Foto: istimewa | dr. Silwanus Sumule, SpOG (K)., MH.Kes

Oleh: dr. Silwanus Soemoele, SpOG (K) MH. Kes
Jayapura, jurnalmamberamofoja.com — Tragedi kematian seorang ibu dan bayi dalam kandungannya di Papua pekan ini bukan sekadar kabar duka. Ia adalah tamparan keras bagi sistem kesehatan yang selama ini dipuji di atas kertas, namun rapuh dalam kenyataan.
Pasien datang dalam keadaan gawat darurat. Rumah sakit pertama tidak siap. Rumah sakit kedua penuh. Rumah sakit ketiga terhambat prosedur administrasi. Pada akhirnya, nyawa yang seharusnya diselamatkan justru hilang di tengah birokrasi dingin yang tak mengenal belas kasih.
Ini bukan cerita baru. Ini hanya satu dari rangkaian panjang tragedi yang terus berulang, dari ruang tunggu IGD hingga meja operasi yang tak pernah tersedia tepat waktu. Kita sedang menyaksikan bagaimana sistem kesehatan di Papua gagal menjalankan tugasnya yang paling mendasar: menyelamatkan nyawa.
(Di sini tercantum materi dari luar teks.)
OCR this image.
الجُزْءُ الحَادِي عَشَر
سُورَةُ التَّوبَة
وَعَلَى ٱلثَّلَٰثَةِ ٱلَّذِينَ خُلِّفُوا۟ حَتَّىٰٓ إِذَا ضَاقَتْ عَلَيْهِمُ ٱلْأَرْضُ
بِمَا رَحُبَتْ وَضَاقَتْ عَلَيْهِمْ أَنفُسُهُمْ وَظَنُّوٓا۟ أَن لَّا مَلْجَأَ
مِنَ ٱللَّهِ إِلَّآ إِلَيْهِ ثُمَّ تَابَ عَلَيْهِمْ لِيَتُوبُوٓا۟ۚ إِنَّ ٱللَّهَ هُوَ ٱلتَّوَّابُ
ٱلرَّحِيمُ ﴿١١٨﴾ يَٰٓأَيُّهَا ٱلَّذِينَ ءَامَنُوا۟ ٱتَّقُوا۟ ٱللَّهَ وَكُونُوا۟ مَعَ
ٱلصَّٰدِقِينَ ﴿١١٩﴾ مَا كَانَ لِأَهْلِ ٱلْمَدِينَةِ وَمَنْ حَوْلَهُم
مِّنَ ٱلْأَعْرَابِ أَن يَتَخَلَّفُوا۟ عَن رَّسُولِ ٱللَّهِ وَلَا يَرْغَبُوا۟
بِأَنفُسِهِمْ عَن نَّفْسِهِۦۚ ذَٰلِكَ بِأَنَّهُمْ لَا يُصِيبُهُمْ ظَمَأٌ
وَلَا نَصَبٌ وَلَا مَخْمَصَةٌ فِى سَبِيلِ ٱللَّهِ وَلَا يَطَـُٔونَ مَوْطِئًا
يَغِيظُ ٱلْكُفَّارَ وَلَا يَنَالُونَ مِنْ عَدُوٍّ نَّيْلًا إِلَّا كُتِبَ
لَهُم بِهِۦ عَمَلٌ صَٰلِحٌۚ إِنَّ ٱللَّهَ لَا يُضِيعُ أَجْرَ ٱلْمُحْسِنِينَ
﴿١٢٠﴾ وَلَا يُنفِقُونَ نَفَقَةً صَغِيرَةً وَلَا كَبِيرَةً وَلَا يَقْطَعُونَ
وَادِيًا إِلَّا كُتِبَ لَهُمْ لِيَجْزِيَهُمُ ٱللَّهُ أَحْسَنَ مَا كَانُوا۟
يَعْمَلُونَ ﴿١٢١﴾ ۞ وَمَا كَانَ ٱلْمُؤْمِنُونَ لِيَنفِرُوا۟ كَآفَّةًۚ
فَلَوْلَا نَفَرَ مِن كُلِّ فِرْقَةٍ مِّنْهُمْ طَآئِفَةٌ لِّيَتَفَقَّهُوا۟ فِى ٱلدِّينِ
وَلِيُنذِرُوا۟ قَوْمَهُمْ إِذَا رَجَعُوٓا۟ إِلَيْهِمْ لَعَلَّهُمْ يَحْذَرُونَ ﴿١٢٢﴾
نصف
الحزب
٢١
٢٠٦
Tenaga Kesehatan Berjuang di Medan yang Rusak
Kemarahan publik seringkali diarahkan kepada dokter dan perawat. Padahal banyak dari mereka bekerja melampaui batas kemampuan manusia, di fasilitas yang minim, dengan insentif yang sering tidak dibayarkan tepat waktu. Mereka dituntut tampil heroik di atas fondasi yang retak dan hampir runtuh.
Bagaimana mungkin mereka diminta berlari lebih cepat, ketika lintasan sendiri penuh lubang?
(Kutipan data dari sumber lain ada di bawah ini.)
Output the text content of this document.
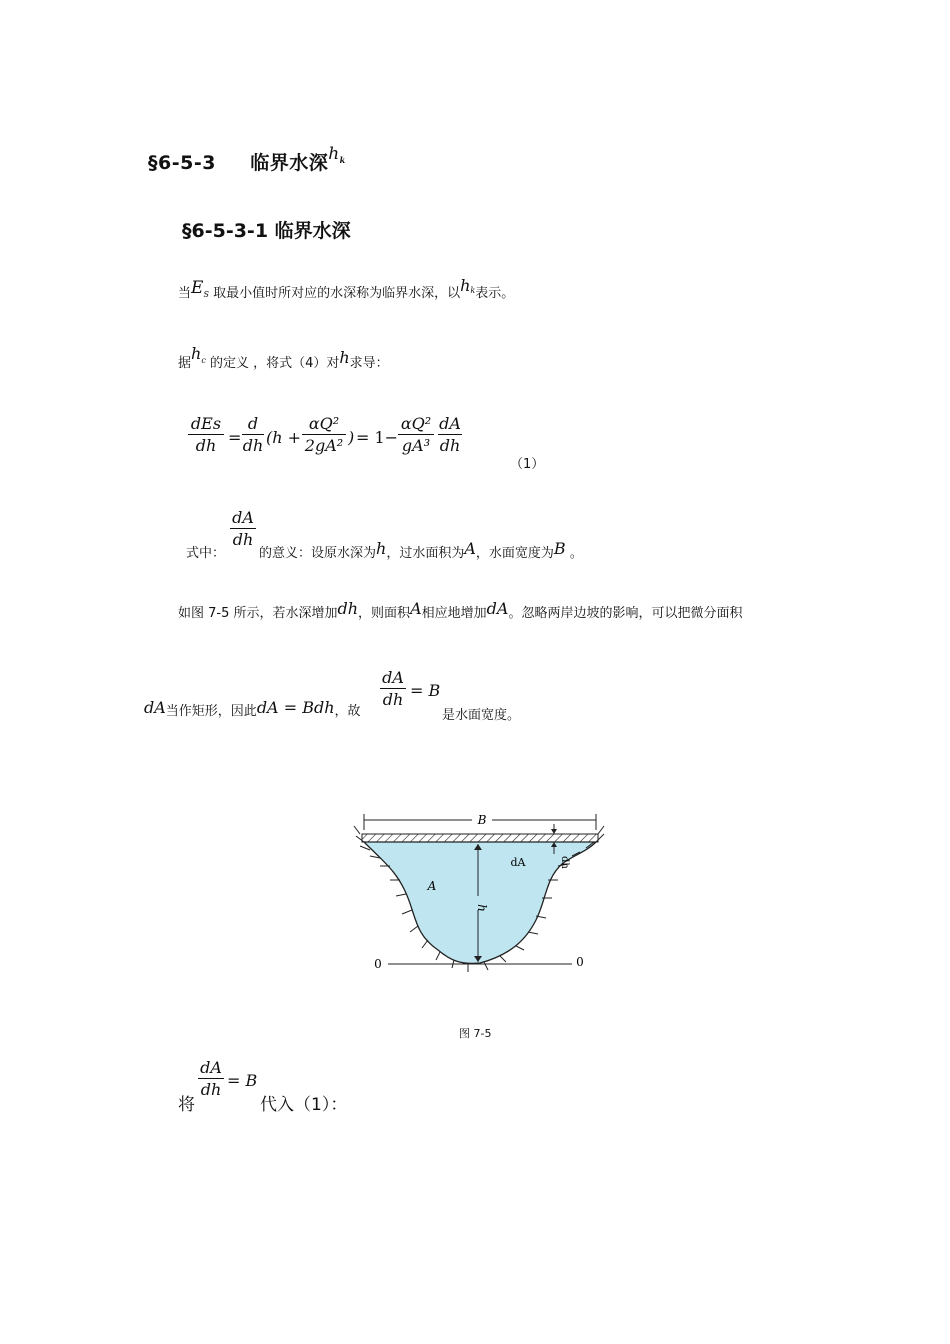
§6-5-3 临界水深$h^k$
§6-5-3-1 临界水深
当ES 取最小值时所对应的水深称为临界水深，以$h^k$表示。
据$h^c$ 的定义 ，将式（4）对h求导：
dEs
dh =
d
dh (h +
αQ²
2gA² ) = 1−
αQ²
gA³
dA
dh
（1）
式中：
dA
dh
的意义：设原水深为h，过水面积为A，水面宽度为B 。
如图 7-5 所示，若水深增加dh，则面积A相应地增加dA。忽略两岸边坡的影响，可以把微分面积
dA当作矩形，因此dA = Bdh，故
dA
dh = B
是水面宽度。
B
h
dh
dA
A
0	0
图 7-5
将
dA
dh = B
代入（1）：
Kita tidak bisa terus menyalahkan individu. Masalah terbesar ada pada sistem yang membiarkan kesalahan kecil menumpuk menjadi bencana besar.
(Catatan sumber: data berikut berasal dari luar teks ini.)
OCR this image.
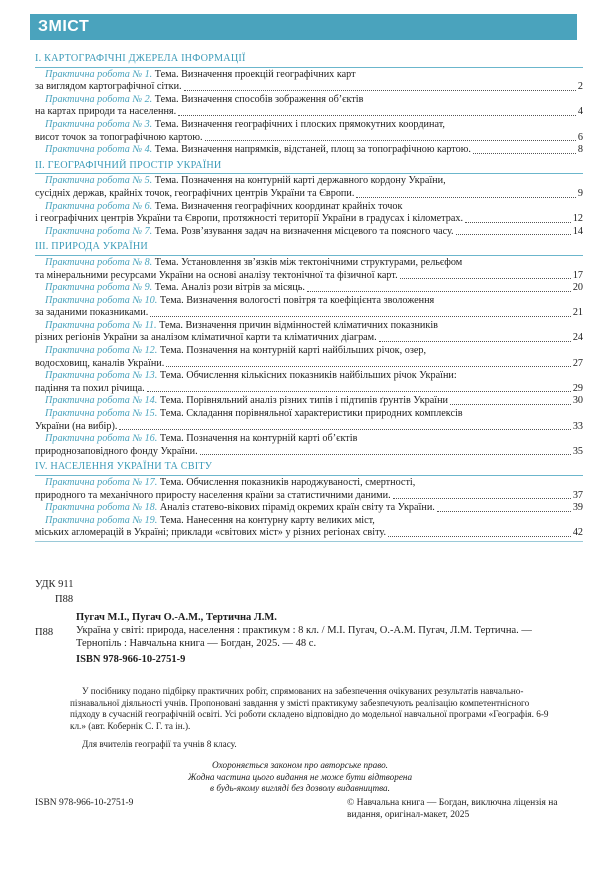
ЗМІСТ
I. КАРТОГРАФІЧНІ ДЖЕРЕЛА ІНФОРМАЦІЇ
Практична робота № 1. Тема. Визначення проекцій географічних карт
за виглядом картографічної сітки.	2
Практична робота № 2. Тема. Визначення способів зображення об’єктів
на картах природи та населення.	4
Практична робота № 3. Тема. Визначення географічних і плоских прямокутних координат,
висот точок за топографічною картою.	6
Практична робота № 4. Тема. Визначення напрямків, відстаней, площ за топографічною картою.	8
II. ГЕОГРАФІЧНИЙ ПРОСТІР УКРАЇНИ
Практична робота № 5. Тема. Позначення на контурній карті державного кордону України,
сусідніх держав, крайніх точок, географічних центрів України та Європи.	9
Практична робота № 6. Тема. Визначення географічних координат крайніх точок
і географічних центрів України та Європи, протяжності території України в градусах і кілометрах.	12
Практична робота № 7. Тема. Розв’язування задач на визначення місцевого та поясного часу.	14
III. ПРИРОДА УКРАЇНИ
Практична робота № 8. Тема. Установлення зв’язків між тектонічними структурами, рельєфом
та мінеральними ресурсами України на основі аналізу тектонічної та фізичної карт.	17
Практична робота № 9. Тема. Аналіз рози вітрів за місяць.	20
Практична робота № 10. Тема. Визначення вологості повітря та коефіцієнта зволоження
за заданими показниками.	21
Практична робота № 11. Тема. Визначення причин відмінностей кліматичних показників
різних регіонів України за аналізом кліматичної карти та кліматичних діаграм.	24
Практична робота № 12. Тема. Позначення на контурній карті найбільших річок, озер,
водосховищ, каналів України.	27
Практична робота № 13. Тема. Обчислення кількісних показників найбільших річок України:
падіння та похил річища.	29
Практична робота № 14. Тема. Порівняльний аналіз різних типів і підтипів ґрунтів України	30
Практична робота № 15. Тема. Складання порівняльної характеристики природних комплексів
України (на вибір).	33
Практична робота № 16. Тема. Позначення на контурній карті об’єктів
природнозаповідного фонду України.	35
IV. НАСЕЛЕННЯ УКРАЇНИ ТА СВІТУ
Практична робота № 17. Тема. Обчислення показників народжуваності, смертності,
природного та механічного приросту населення країни за статистичними даними.	37
Практична робота № 18. Аналіз статево-вікових пірамід окремих країн світу та України.	39
Практична робота № 19. Тема. Нанесення на контурну карту великих міст,
міських агломерацій в Україні; приклади «світових міст» у різних регіонах світу.	42
УДК 911
П88
П88
Пугач М.І., Пугач О.-А.М., Тертична Л.М.
Україна у світі: природа, населення : практикум : 8 кл. / М.І. Пугач, О.-А.М. Пугач, Л.М. Тертична. — Тернопіль : Навчальна книга — Богдан, 2025. — 48 с.
ISBN 978-966-10-2751-9
У посібнику подано підбірку практичних робіт, спрямованих на забезпечення очікуваних результатів навчально-пізнавальної діяльності учнів. Пропоновані завдання у змісті практикуму забезпечують реалізацію компетентнісного підходу в сучасній географічній освіті. Усі роботи складено відповідно до модельної навчальної програми «Географія. 6-9 кл.» (авт. Кобернік С. Г. та ін.).
Для вчителів географії та учнів 8 класу.
Охороняється законом про авторське право.
Жодна частина цього видання не може бути відтворена
в будь-якому вигляді без дозволу видавництва.
ISBN 978-966-10-2751-9	© Навчальна книга — Богдан, виключна ліцензія на видання, оригінал-макет, 2025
Baca juga: Ketika Nama dan Marga Menjadi Tiket Berobat: Kisah Lahirnya Kartu Papua Sehat
Ketika Uang Rumah Sakit Setara Dengan Nyawa
Kita harus berhenti berpura-pura bahwa persoalan ini hanya soal teknis. Kelemahan manajemen keuangan rumah sakit, keterlambatan pencairan BPJS, hingga praktik korupsi yang membajak anggaran kesehatan adalah pembunuh sunyi yang jarang terekspos kamera.
Setiap rupiah yang hilang dari anggaran pelayanan kesehatan berarti: obat yang tidak terbeli, ambulans yang datang terlambat, dan harapan hidup yang terputus.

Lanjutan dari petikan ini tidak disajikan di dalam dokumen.